Authorities are investigating a double homicide discovered Friday afternoon at a marijuana grow northeast of Wynnewood.
Garvin County Sheriff Jim Mullett said deputies responded to a call at the property, near the intersection of East County Road 1600 and North County Road 3320, around 4 p.m. Friday.
Once there, they made contact with a man who did not speak English well, but was able to communicate to deputies through a translation app that someone had been killed.
Deputies found the bodies of two men in a residence on the property. Mullett said they appeared to have been shot. It is unclear how long the victims had been dead.
“At that point we stepped out of the residence, secured it and requested several agencies to assist us,” Mullett said.
The bodies of the victims were released Friday evening to the Medical Examiner’s Office, which will make positive identifications and determine the cause of death.
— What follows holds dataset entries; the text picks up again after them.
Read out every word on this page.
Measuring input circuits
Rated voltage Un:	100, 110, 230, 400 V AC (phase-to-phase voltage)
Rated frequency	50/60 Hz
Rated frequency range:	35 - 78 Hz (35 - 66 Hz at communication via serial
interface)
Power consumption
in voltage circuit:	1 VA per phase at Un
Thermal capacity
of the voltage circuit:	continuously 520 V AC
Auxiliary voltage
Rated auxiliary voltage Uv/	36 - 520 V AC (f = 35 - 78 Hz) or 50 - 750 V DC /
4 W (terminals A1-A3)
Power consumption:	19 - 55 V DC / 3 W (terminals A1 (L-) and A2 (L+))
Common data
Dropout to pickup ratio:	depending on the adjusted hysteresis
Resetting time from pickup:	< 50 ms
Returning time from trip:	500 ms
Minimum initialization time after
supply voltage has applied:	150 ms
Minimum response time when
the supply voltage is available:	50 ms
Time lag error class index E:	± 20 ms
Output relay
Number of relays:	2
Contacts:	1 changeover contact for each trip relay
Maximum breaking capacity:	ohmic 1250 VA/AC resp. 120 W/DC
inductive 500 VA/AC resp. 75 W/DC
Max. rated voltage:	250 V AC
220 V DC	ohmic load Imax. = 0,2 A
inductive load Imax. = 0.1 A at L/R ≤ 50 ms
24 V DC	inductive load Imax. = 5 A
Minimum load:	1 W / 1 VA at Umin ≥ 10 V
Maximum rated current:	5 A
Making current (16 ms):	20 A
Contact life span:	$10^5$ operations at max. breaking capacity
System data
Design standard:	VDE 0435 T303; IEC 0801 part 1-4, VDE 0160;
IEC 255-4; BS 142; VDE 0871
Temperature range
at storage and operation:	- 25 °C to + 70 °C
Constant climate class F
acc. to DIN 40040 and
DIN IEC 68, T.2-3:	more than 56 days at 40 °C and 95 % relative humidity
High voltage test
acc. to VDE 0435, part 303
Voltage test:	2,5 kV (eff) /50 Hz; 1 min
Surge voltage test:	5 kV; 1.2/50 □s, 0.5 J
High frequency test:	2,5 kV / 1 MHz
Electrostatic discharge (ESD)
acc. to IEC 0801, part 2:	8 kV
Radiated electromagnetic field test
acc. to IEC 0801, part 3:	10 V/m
Mullett said one of the victims was Hispanic and the other Asian.
Mullett said the man who called police is believed to be a part-time employee at the grow.
“His story is when he got there, he started working in the grow area waiting on the other two gentlemen to come to work. When he didn’t see them, he went to the residence, found them and that’s when he called us,” Mullett said.
The Oklahoma State Bureau of Investigation is assisting the Sheriff’s Office with the case.
Mullett said he has also requested help from the Oklahoma Attorney General’s Office.
“We’ve asked the Attorney General’s Office [to assist] because we are working with them continuously on some other robberies that have taken place with gang members out of Oklahoma City and Texas and that has tied into several of the grows there in Garvin County and throughout the state,” Mullett said.
As of now, Mullett said investigators don’t have any evidence to support robbery as a motive for the homicides, but they are not ruling that out.
“We know that some of these guys that are robbing these grows are armed and they are dangerous,” Mullett said. “So, we’re not ruling that out as of right now. I just don’t have the evidence to support that.”
Mullett said he has also requested Oklahoma Bureau of Narcotics take a look at the grow facility to determine ownership, whether the facility is properly licensed through OMMA, and what plants and processed product are supposed to be at the facility.